It doesn’t take much thought to recognize that as humans we are ‘limited’. This is evident at a number of levels:

We are not omnipotent like God - not all-powerful. We have limited physical strength. So we employ animals stronger than ourselves and make machines stronger than ourselves to do our will.

We are not omnipresent like God – we are limited to one physical place at any given time. So we employ technology that enables instant worldwide communication and engagement, and manufacture machines that will take us where we want to be as quickly as possible.

We are not omniscient like God – we have limited knowledge and memories. So we devote the first quarter of our lives to being educated, and we source and store knowledge and collective memories via the various verbal, written and digital means we have created.

We are not omni-competent like God – our skill set is limited. So we are forced to network with others and pay others to do the things we cannot ourselves do.

Our inventions express the God-given dominion, intelligence and creativity by which we have achieved amazing things. Our inventions also express the basic fact that we ourselves are limited. We are finite. We cannot do everything ourselves. We cannot know everything. We cannot be everywhere.
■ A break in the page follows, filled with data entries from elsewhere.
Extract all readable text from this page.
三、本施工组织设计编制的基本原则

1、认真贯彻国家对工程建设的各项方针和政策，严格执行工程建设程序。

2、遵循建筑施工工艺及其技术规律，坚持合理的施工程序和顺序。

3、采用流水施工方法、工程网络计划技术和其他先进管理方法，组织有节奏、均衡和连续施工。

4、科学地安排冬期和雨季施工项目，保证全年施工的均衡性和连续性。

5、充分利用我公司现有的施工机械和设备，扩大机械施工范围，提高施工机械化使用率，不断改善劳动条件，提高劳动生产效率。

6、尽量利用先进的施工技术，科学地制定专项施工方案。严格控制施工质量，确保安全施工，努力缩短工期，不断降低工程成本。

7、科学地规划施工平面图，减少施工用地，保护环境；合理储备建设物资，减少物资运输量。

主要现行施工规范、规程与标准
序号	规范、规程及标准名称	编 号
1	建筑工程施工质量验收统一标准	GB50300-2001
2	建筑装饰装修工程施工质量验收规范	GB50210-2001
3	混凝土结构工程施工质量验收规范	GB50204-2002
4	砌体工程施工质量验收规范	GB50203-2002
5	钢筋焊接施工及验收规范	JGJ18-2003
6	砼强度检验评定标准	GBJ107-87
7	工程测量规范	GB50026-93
In other words, we are human, not divine, not ‘God’. Only God is unlimited. Only God is infinite. Our limitedness is evident in the original perfect creation, where God said: ‘It is not good for the man to be alone. I will make a helper suitable for him’ [Genesis 2:18]. This limitedness is also evident in New Testament image of the church as a body, in which each individual part is essential for the well-being and function of the whole [1Corinthians 12:12-27].

To be human is to be limited, to be finite, and to be intentionally created so by God. It is not in itself a bad thing. Indeed it is the very thing that motivates both our interpersonal relationships and our advances and ingenuity in all fields of learning, development and progress.
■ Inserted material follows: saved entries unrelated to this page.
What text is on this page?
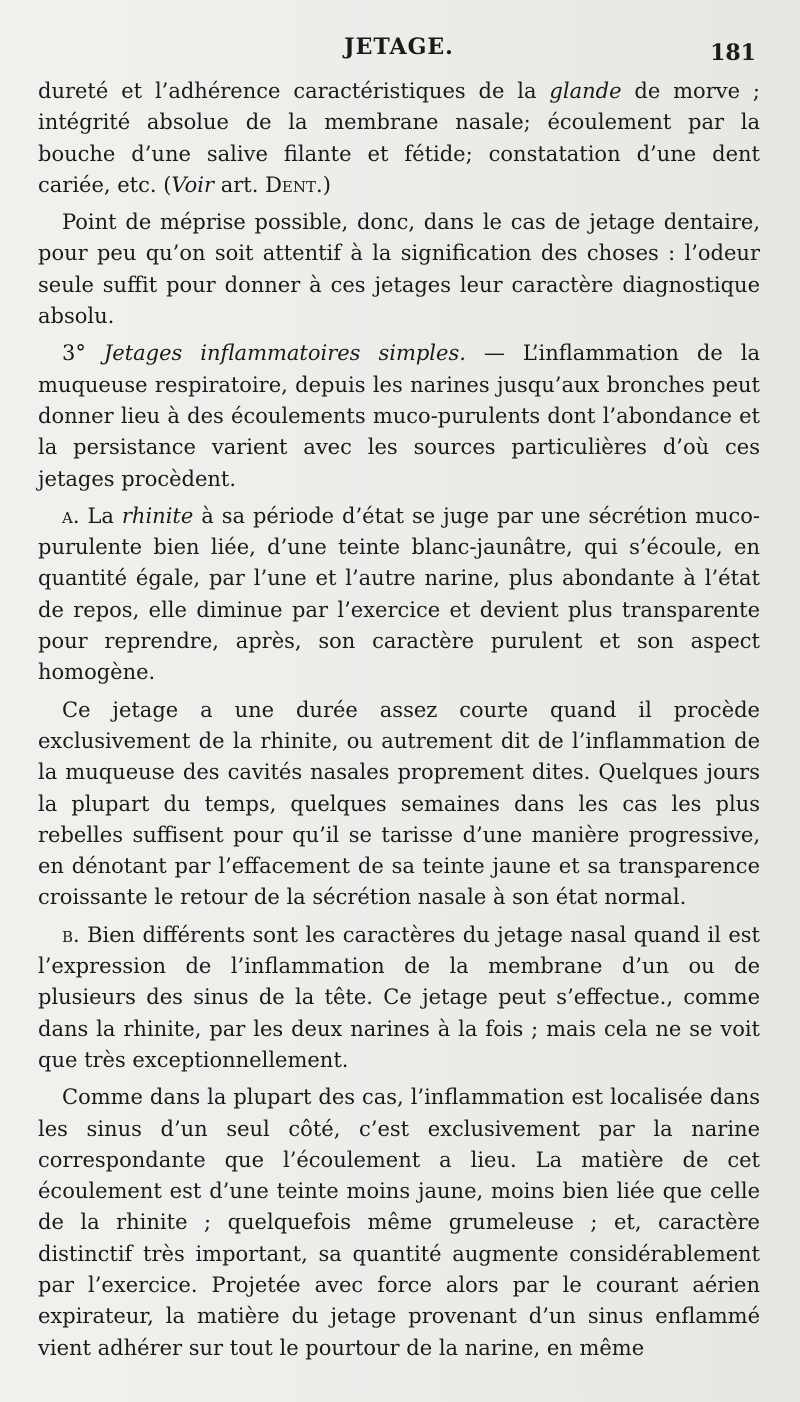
JETAGE.	181

dureté et l’adhérence caractéristiques de la glande de morve ; intégrité absolue de la membrane nasale; écoulement par la bouche d’une salive filante et fétide; constatation d’une dent cariée, etc. (Voir art. Dent.)

Point de méprise possible, donc, dans le cas de jetage dentaire, pour peu qu’on soit attentif à la signification des choses : l’odeur seule suffit pour donner à ces jetages leur caractère diagnostique absolu.

3° Jetages inflammatoires simples. — L’inflammation de la muqueuse respiratoire, depuis les narines jusqu’aux bronches peut donner lieu à des écoulements muco-purulents dont l’abondance et la persistance varient avec les sources particulières d’où ces jetages procèdent.

a. La rhinite à sa période d’état se juge par une sécrétion muco-purulente bien liée, d’une teinte blanc-jaunâtre, qui s’écoule, en quantité égale, par l’une et l’autre narine, plus abondante à l’état de repos, elle diminue par l’exercice et devient plus transparente pour reprendre, après, son caractère purulent et son aspect homogène.

Ce jetage a une durée assez courte quand il procède exclusivement de la rhinite, ou autrement dit de l’inflammation de la muqueuse des cavités nasales proprement dites. Quelques jours la plupart du temps, quelques semaines dans les cas les plus rebelles suffisent pour qu’il se tarisse d’une manière progressive, en dénotant par l’effacement de sa teinte jaune et sa transparence croissante le retour de la sécrétion nasale à son état normal.

b. Bien différents sont les caractères du jetage nasal quand il est l’expression de l’inflammation de la membrane d’un ou de plusieurs des sinus de la tête. Ce jetage peut s’effectue., comme dans la rhinite, par les deux narines à la fois ; mais cela ne se voit que très exceptionnellement.

Comme dans la plupart des cas, l’inflammation est localisée dans les sinus d’un seul côté, c’est exclusivement par la narine correspondante que l’écoulement a lieu. La matière de cet écoulement est d’une teinte moins jaune, moins bien liée que celle de la rhinite ; quelquefois même grumeleuse ; et, caractère distinctif très important, sa quantité augmente considérablement par l’exercice. Projetée avec force alors par le courant aérien expirateur, la matière du jetage provenant d’un sinus enflammé vient adhérer sur tout le pourtour de la narine, en même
Our limitedness becomes a problem only when we deny it or try to escape from it – only when we reach for deity. And here we are confronted by another aspect of our limitedness: that we are limited by what is actually possible. It is not possible for the human to be God. Yet that is the very thing that Satan offered to Eve as a possibility: ‘you will be like God’ [Genesis 3:5]. Not content with limited human knowledge, Adam and Eve stretched out their hands and reached for the impossible – divine omniscience. Not content to be limited and defined by the word of God [Genesis 2:17], they reached for a life unlimited by that word and that definition.

To achieve our true human identity is possible only within the limit defined by God. To push beyond that limitation is to strive for an impossibility, and in that striving to forfeit the greatness and integrity we already possessed.  The fractured and fragmented humanity we observe all around us and within our own being is what resulted when we, the finite, the limited, sought to be what is impossible for us to be.